The accident that claimed Marco’s life was freakish in the extreme. I’ve never seen anything like it in all my years associated with racing. The start of the incident isn’t entirely clear as it happened off camera. All we saw was his bike veering violently to the right and into the path of Colin and Vale. I think he must have initially lost the front, only to have the tires somehow grip again and launch him straight across the track.
You know, a lot of people and media have been asking me over the past 12-hours if this sport is too dangerous. The honest answer is that, yes, to a certain extent, it is. And if fans and TV executives are honest, they’ll know that danger is part of the appeal and excitement. For the riders themselves, the adrenalin-charged thrill of being on the edge is also a huge part of why they race. Of course, we’re talking very high speeds and when things go wrong the consequences can be disastrous.

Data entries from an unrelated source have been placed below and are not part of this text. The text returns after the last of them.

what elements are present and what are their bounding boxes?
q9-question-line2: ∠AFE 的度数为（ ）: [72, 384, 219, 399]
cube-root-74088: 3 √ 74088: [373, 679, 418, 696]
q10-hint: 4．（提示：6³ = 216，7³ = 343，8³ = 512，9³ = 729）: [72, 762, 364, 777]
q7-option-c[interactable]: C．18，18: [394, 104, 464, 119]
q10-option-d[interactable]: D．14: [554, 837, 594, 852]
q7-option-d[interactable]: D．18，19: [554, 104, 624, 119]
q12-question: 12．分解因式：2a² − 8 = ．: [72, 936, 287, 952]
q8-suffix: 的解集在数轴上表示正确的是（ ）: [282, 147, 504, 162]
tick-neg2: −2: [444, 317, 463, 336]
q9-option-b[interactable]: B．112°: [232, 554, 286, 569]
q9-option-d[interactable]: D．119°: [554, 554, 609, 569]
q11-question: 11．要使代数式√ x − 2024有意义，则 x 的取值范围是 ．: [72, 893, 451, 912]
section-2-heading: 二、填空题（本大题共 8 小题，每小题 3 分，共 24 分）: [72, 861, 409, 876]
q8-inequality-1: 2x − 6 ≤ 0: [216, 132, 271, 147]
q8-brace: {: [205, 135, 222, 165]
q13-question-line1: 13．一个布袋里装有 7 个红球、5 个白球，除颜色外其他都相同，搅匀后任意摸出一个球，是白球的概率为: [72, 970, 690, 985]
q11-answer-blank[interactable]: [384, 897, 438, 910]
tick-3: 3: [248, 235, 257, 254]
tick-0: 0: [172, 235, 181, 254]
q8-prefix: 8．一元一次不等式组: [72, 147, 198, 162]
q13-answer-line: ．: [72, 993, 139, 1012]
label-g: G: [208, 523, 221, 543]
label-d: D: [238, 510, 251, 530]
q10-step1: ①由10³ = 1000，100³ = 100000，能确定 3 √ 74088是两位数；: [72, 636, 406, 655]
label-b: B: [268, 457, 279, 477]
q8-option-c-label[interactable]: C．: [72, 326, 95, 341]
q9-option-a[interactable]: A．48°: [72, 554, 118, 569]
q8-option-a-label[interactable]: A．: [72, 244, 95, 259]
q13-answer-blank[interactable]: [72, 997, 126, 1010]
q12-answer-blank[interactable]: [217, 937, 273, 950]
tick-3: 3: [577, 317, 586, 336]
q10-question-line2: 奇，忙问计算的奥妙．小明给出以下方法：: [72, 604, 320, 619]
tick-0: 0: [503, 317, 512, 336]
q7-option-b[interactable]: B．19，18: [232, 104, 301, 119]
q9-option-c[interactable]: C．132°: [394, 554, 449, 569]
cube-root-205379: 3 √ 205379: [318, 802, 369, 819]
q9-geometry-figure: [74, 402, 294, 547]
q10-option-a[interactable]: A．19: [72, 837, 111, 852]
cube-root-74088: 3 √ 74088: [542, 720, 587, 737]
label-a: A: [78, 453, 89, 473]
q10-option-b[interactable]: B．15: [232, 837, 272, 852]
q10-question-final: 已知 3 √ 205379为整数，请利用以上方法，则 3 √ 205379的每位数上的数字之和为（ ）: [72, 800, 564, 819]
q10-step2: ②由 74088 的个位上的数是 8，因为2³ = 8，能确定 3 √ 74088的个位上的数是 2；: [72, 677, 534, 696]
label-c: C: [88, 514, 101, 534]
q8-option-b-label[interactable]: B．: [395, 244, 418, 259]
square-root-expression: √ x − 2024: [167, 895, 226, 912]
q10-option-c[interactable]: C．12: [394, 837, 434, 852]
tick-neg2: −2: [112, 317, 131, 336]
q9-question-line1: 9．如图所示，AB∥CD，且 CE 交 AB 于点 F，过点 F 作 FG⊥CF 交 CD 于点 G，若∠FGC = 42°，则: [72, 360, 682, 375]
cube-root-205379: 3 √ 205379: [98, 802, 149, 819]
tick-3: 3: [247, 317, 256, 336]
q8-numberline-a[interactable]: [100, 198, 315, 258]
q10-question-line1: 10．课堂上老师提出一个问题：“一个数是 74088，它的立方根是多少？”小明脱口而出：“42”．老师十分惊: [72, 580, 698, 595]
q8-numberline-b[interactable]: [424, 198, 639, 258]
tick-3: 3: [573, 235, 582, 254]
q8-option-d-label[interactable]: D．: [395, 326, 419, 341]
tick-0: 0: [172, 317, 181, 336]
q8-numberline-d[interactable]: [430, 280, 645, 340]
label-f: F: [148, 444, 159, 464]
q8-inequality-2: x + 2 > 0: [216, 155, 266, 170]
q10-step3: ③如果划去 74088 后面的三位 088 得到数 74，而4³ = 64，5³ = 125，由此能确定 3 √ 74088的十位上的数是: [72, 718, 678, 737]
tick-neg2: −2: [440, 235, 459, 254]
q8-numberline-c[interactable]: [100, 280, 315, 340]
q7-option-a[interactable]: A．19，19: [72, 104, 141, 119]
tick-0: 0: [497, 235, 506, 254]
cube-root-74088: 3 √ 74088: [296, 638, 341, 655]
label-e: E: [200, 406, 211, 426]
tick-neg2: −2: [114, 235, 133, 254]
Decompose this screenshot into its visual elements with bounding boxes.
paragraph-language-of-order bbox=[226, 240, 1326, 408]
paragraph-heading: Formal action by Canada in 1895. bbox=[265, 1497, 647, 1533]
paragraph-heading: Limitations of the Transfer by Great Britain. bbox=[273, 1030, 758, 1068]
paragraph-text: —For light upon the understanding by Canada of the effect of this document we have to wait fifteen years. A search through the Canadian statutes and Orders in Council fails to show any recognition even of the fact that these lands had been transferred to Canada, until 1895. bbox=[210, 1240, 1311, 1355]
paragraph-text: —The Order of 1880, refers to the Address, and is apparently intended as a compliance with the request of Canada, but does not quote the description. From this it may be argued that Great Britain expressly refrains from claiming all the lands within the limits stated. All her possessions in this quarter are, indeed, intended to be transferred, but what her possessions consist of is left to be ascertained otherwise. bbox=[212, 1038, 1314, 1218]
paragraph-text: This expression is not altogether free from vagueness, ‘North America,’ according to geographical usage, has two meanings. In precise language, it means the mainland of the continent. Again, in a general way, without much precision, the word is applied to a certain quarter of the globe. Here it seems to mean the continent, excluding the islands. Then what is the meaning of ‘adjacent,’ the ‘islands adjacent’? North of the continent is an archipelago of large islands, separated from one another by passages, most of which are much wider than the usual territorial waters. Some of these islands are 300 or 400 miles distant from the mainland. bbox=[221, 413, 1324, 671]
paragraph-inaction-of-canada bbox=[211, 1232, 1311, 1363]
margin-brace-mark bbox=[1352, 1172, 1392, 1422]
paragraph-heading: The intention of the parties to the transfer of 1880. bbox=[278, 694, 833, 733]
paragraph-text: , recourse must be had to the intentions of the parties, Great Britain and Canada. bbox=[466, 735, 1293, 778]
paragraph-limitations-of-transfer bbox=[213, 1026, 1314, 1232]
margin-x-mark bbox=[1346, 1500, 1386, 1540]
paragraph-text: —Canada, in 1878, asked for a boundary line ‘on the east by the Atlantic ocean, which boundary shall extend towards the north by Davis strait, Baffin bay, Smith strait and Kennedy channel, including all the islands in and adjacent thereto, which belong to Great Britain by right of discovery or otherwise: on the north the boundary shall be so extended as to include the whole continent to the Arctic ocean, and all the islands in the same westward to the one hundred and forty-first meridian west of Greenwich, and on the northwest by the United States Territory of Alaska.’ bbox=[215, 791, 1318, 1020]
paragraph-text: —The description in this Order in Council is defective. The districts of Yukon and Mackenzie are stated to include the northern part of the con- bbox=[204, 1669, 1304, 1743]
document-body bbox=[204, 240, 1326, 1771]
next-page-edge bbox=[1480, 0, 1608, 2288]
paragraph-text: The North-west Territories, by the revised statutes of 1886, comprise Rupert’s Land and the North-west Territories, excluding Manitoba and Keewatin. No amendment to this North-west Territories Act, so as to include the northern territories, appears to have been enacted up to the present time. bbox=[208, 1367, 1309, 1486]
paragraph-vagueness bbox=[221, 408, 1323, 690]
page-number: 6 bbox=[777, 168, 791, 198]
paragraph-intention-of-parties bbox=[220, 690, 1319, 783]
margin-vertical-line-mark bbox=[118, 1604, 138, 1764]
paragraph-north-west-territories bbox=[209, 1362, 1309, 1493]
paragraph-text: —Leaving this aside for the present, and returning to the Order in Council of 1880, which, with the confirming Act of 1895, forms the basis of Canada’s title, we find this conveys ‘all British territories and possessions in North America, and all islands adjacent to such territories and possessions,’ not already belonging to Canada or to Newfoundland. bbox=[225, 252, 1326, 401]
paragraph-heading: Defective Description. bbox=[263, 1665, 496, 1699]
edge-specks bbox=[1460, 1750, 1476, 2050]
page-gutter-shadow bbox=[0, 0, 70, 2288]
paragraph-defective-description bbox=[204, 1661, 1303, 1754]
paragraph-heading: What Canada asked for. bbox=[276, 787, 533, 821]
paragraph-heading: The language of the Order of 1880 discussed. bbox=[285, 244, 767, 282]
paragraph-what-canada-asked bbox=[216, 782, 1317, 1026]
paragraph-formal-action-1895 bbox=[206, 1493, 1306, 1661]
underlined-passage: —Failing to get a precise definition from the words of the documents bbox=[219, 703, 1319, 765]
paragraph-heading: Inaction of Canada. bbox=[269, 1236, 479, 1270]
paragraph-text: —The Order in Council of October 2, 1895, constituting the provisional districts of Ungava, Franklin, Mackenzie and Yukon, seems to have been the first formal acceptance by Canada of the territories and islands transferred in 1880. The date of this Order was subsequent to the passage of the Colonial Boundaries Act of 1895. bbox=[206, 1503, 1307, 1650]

But at the same time we need to put things into perspective. Other sports (like horse riding, rock fishing, football, cycling, skydiving) are also dangerous. Even simply driving on the roads is dangerous. As for MotoGP, everyone involved knows the risks, and extreme measures are taken to ensure a high degree of rider safety. Things like track run-off, protective riding gear, and onsite medical facilities are all first rate, while the skills of the actual riders themselves is staggering. Yet sometimes we simply have to acknowledge that the worst can sometimes occur. Yesterday’s dreadful tragedy was one such time. And while no words can ever make up for such a loss, I’ll be choosing to remember Marco for what he was: an exciting, enthusiastic, entertaining, talented, fearless competitor. And, I think it’s fair to say, a great bloke.